Vers 1375, les consuls de Vendres essaient d’ailleurs d’interdire aux habitants du village voisin de Sérignan de pêcher dans l’étang, mettant en place des panonceaux fleurdelysés pour signaler que l’étang est placé sous la sauvegarde royale. Cet événement est source de grands conflits et procès entre les deux communautés, qui aboutissent, en 1377, à une transaction limitant le droit de pêche des Sérignanais.
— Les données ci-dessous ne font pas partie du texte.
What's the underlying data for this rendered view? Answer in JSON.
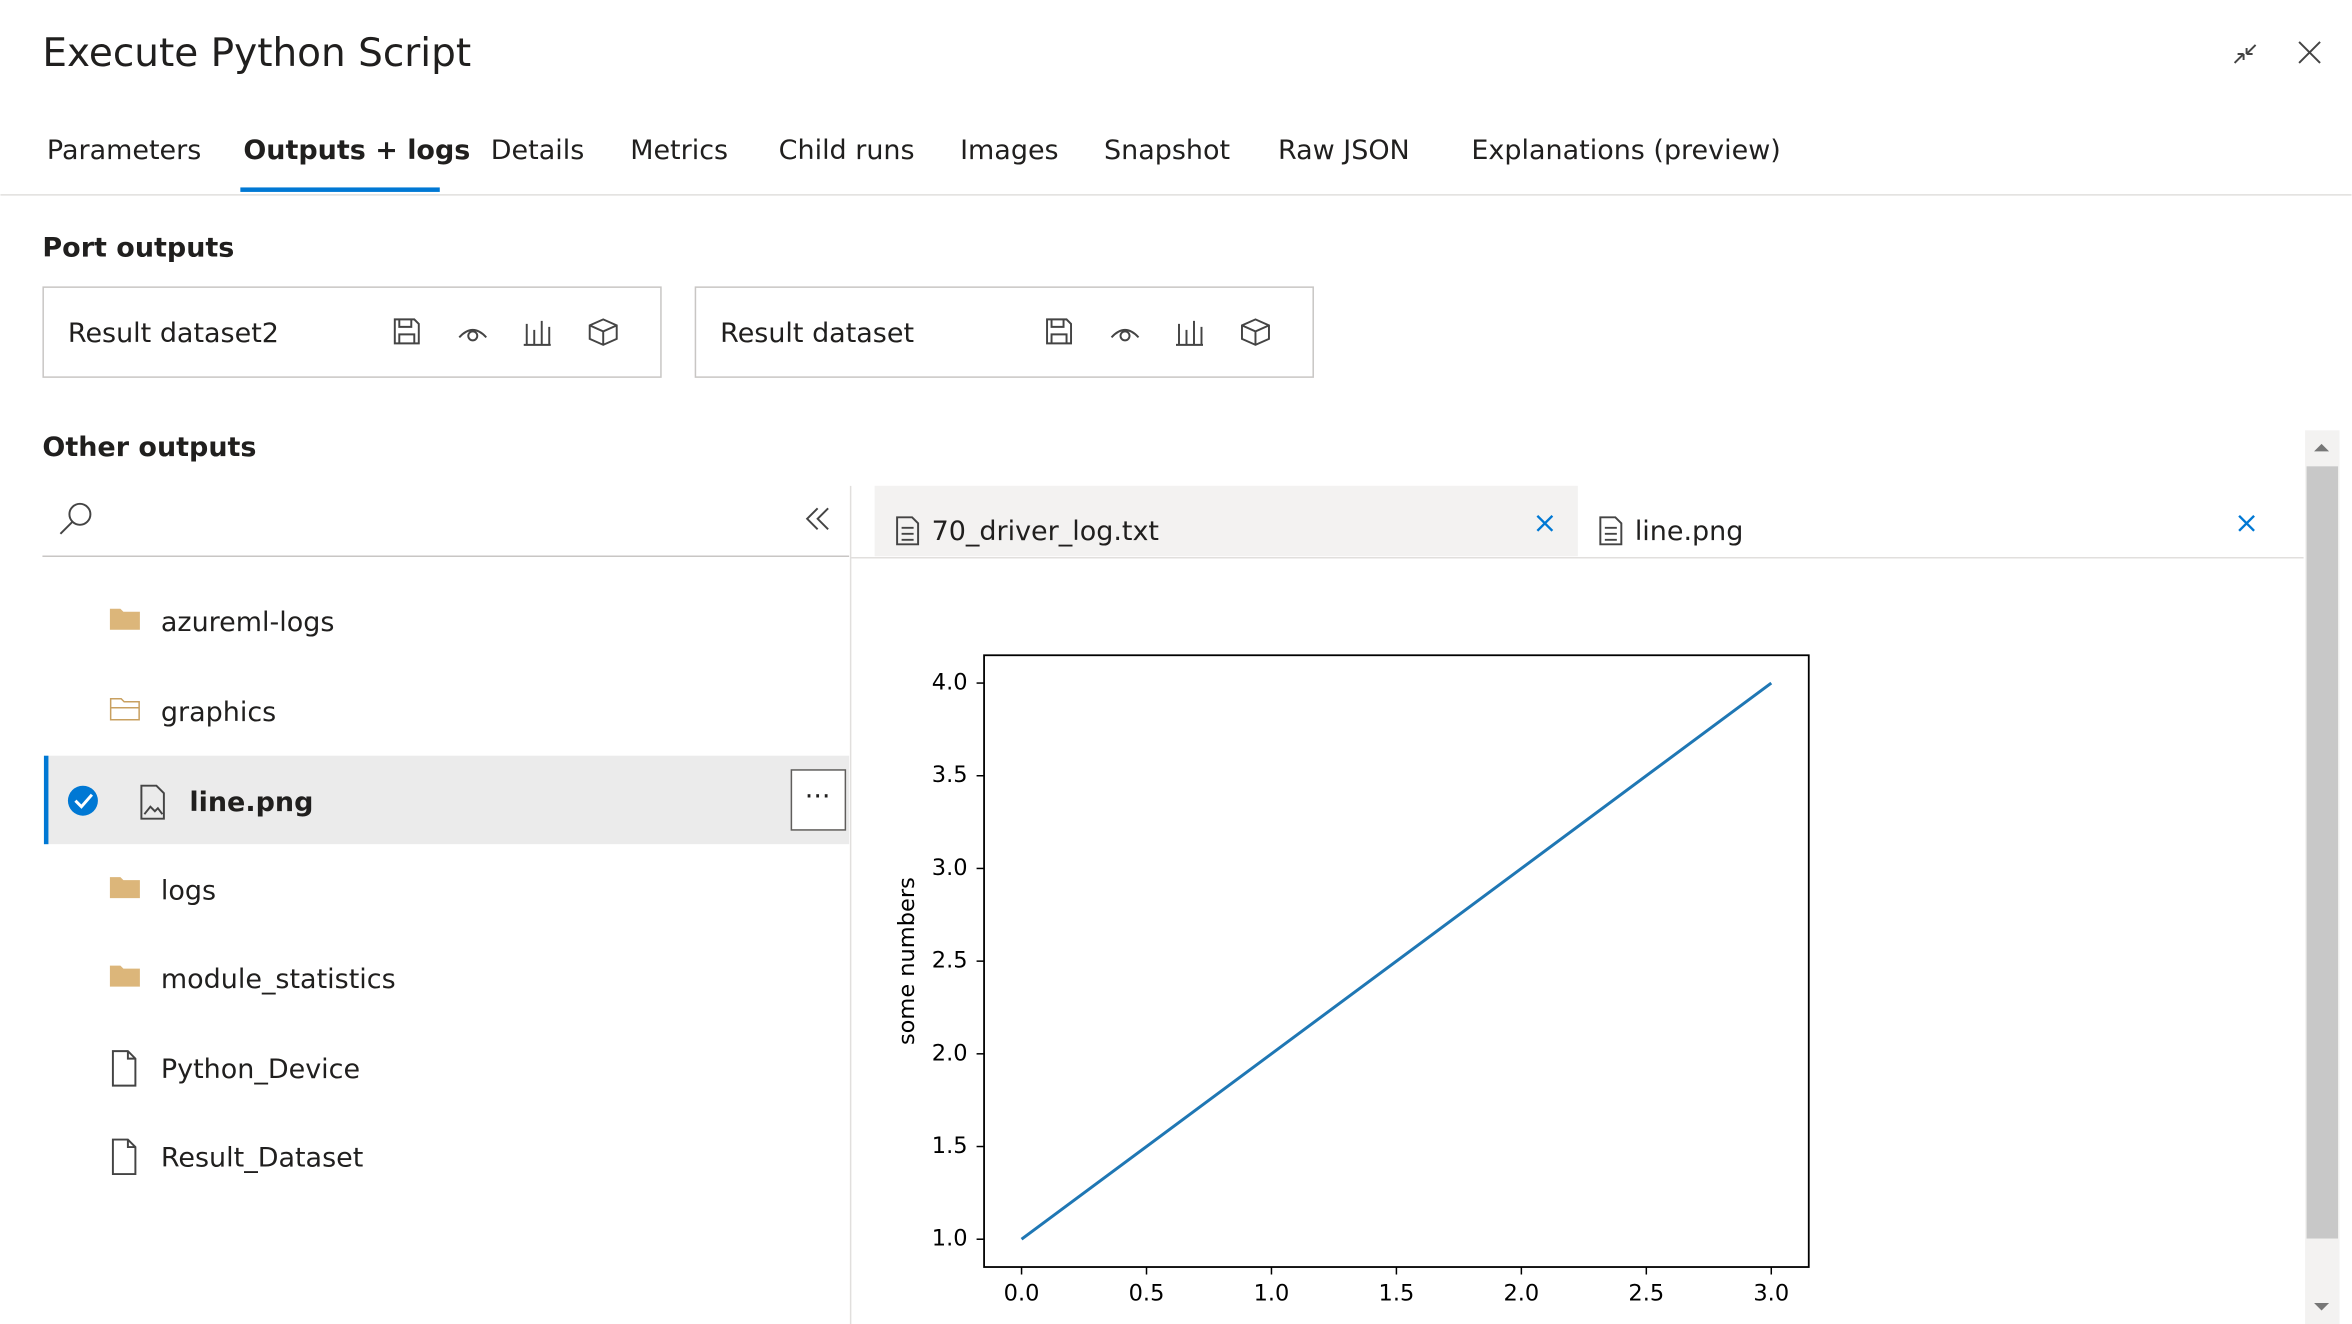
{
  "header": {
    "title": "Execute Python Script"
  },
  "tabs": [
    "Parameters",
    "Outputs + logs",
    "Details",
    "Metrics",
    "Child runs",
    "Images",
    "Snapshot",
    "Raw JSON",
    "Explanations (preview)"
  ],
  "port_outputs": {
    "title": "Port outputs",
    "items": [
      "Result dataset2",
      "Result dataset"
    ]
  },
  "other_outputs": {
    "title": "Other outputs",
    "items": [
      "azureml-logs",
      "graphics",
      "line.png",
      "logs",
      "module_statistics",
      "Python_Device",
      "Result_Dataset"
    ]
  },
  "file_tabs": [
    "70_driver_log.txt",
    "line.png"
  ],
  "chart_data": {
    "type": "line",
    "y_label": "some numbers",
    "x": [
      0,
      1,
      2,
      3
    ],
    "series": [
      {
        "color": "#1f77b4",
        "values": [
          1,
          2,
          3,
          4
        ]
      }
    ],
    "xlim": [
      -0.15,
      3.15
    ],
    "ylim": [
      0.85,
      4.15
    ],
    "xticks": [
      {
        "value": 0,
        "label": "0.0"
      },
      {
        "value": 0.5,
        "label": "0.5"
      },
      {
        "value": 1,
        "label": "1.0"
      },
      {
        "value": 1.5,
        "label": "1.5"
      },
      {
        "value": 2,
        "label": "2.0"
      },
      {
        "value": 2.5,
        "label": "2.5"
      },
      {
        "value": 3,
        "label": "3.0"
      }
    ],
    "yticks": [
      {
        "value": 1,
        "label": "1.0"
      },
      {
        "value": 1.5,
        "label": "1.5"
      },
      {
        "value": 2,
        "label": "2.0"
      },
      {
        "value": 2.5,
        "label": "2.5"
      },
      {
        "value": 3,
        "label": "3.0"
      },
      {
        "value": 3.5,
        "label": "3.5"
      },
      {
        "value": 4,
        "label": "4.0"
      }
    ],
    "grid": false
  }
}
Pour eux, désormais, la zone de pêche des poissons morts s’étend du port de l’étang jusqu’aux limites du village de Vendres, alors que celle des poissons vivants, à l’exception des barbues, est limitée du port de l’étang jusqu’au milieu entre le lieu-dit « los pos autres » et la bastide de Johannes Albarici (fig.3 et 4). De fait, une carte de 1764 (fig.5) mentionne une « Bourdigue de Vendres » à l’entrée de la moitié nord de l’étang de Vendres, réduit à cause de la baisse des eaux et divisé en deux par l’embouchure de l’Aude. Elle a été installée pour capturer des poissons venant de la mer et entrant dans la moitié nord de l’étang au travers d’une passe, cachée lors de la saison des pluies mais visible en saison sèche. Il semble qu’à côté de la bourdigue, est construite une cabane où les pêcheurs séjournent. À l’époque moderne, les cabanes sont faites de pieux et de perches et couvertes de roseaux. En supposant que cet état de choses remonte jusqu’au XIVe siècle, nous pouvons comprendre que la limite de la zone de pêche des poissons vivants doit être fixée, non pas avant l’ouverture de la bourdigue, mais en aval, donc entre « los pos autres » et la bastide de Johannes Albarici, pour que la quantité de poissons qui peuvent y entrer ne soit pas réduite par les Sérignanais.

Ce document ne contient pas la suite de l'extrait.